The possibility of DraftKings selling the US JV also raises the question of where does this leave DraftKings? Answer: with Entain’s non-US operations. That’s the equivalent of William Hill’s non-US operations that Caesars has just disposed of to 888. DraftKings might have a more internationalist outlook than Caesars but it was not the driving force behind this offer.

A three-way merger raises similar issues. Does MGM want to give up control to DraftKings? It might at the right price. However, it might also want to consider DraftKings’ track record with acquisitions.

Its acquisition of SBTech has been little short of a disaster. It has been plagued by revelations, investigations and lawsuits. Should a company that is being investigated by the US Securities and Exchange Commission (SEC) really be issuing paper like it is free money as it prepares for its biggest transaction yet?
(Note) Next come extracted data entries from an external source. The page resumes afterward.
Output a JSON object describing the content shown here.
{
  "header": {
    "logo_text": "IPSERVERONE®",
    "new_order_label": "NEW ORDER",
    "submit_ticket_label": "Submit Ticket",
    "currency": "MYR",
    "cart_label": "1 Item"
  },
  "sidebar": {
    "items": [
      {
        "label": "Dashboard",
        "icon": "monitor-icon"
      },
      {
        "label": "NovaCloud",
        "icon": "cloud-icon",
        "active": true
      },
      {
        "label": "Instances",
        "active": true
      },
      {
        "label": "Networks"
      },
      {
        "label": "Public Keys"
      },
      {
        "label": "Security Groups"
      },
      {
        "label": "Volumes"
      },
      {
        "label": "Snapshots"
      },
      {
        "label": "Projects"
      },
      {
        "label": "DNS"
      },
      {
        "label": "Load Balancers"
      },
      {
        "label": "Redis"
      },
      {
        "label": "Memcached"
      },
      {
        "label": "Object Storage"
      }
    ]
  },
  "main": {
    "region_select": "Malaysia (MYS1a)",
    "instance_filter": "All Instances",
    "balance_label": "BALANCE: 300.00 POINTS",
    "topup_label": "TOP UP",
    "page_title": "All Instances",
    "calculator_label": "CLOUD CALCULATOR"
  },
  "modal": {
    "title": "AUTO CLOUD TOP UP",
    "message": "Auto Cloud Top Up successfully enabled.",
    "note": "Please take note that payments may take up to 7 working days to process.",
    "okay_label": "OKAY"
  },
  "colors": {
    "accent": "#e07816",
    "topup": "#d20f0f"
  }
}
Perhaps the most likely scenario is that DraftKings flushes out an increased offer from MGM for Entain. The company has bolstered its balance sheet with the sale of its stake in properties since January but a competitive bid would still be a huge leap. If Hornbuckle and his counsel feel confident they can veto the DraftKings bid, then it is a leap they might not need to make.

DraftKings needs this more than MGM. It needs to find a way towards profitability. Its acquisition of SBTech failed to provide it with the platform to dominate the US sports betting and iGaming market. It has one of the strongest sports betting brands in the country but it has not been able to convert its numerous sports betting customers to the more lucrative iGaming space. The acquisition of GNOG is an admission of this failure and the Entain bid confirms it.

Hornbuckle knows it too. As he pointed out to investors last week: “The trick to that business is iGaming in terms of the long-term economics, Sports betting is compelling at scale. It's brand driven... We're competing like hell to get [market] share, and that's all fine and good, but where the money ultimately will be  - not ultimately, where the money even is today with only five iGaming states -  is in iGaming.”

MGM knows it. DraftKings knows it. MGM appears to hold the cards but you can expect DraftKings to test that.